Another way of categorizing models is to have a look at the underlying data structures. For time stepped simulations, there are two main classes:

• Simulations which store their data in regular grids and require only next neighbor access are called stencil codes. Many CFD applications belong into this category.
• If the underlying graph is not a regular grid, the model may belong to the meshfree methods.

Equations define the relationships between elements of the modeled system and attempt to find a state in which the system is in equilibrium. Such models are often used in simulating physical systems, as a simpler modeling case before dynamic simulation is attempted.
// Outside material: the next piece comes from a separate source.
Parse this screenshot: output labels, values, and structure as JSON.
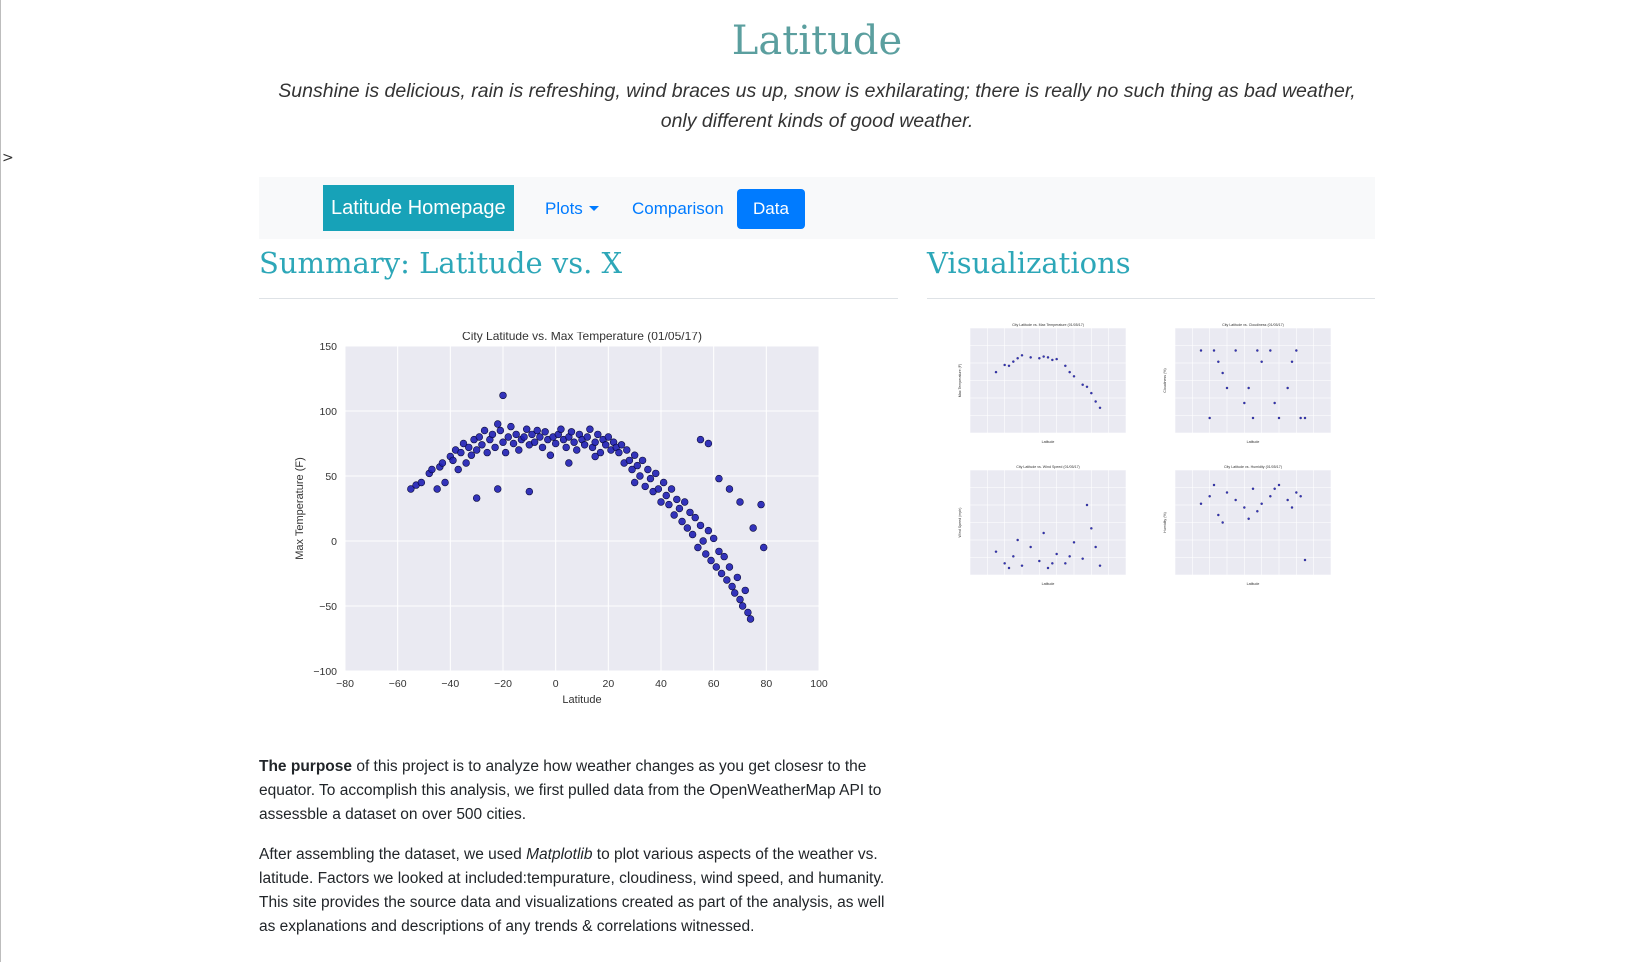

• Dynamic simulations model changes in a system in response to (usually changing) input signals.
• Stochastic models use random number generators to model chance or random events;
• A discrete event simulation (DES) manages events in time. Most computer, logic-test and fault-tree simulations are of this type. In this type of simulation, the simulator maintains a queue of events sorted by the simulated time they should occur. The simulator reads the queue and triggers new events as each event is processed. It is not important to execute the simulation in real time. It's often more important to be able to access the data produced by the simulation, to discover logic defects in the design, or the sequence of events.
• A continuous dynamic simulation performs numerical solution of differential-algebraic equations or differential equations (either partial or ordinary). Periodically, the simulation program solves all the equations, and uses the numbers to change the state and output of the simulation. Applications include flight simulators, construction and management simulation games, chemical process modeling, and simulations ofelectrical circuits. Originally, these kinds of simulations were actually implemented on analog computers, where the differential equations could be represented directly by various electrical components such asop-amps. By the late 1980s, however, most "analog" simulations were run on conventional digital computers that emulate the behavior of an analog computer.
• A special type of discrete simulation that does not rely on a model with an underlying equation, but can nonetheless be represented formally, is agent-based simulation. In agent-based simulation, the individual entities (such as molecules, cells, trees or consumers) in the model are represented directly (rather than by their density or concentration) and possess an internal state and set of behaviors or rules that determine how the agent's state is updated from one time-step to the next.
• Distributed models run on a network of interconnected computers, possibly through the Internet. Simulations dispersed across multiple host computers like this are often referred to as "distributed simulations". There are several standards for distributed simulation, including Aggregate Level Simulation Protocol (ALSP), Distributed Interactive Simulation (DIS), the High Level Architecture (simulation) (HLA) and the Test and Training Enabling Architecture (TENA).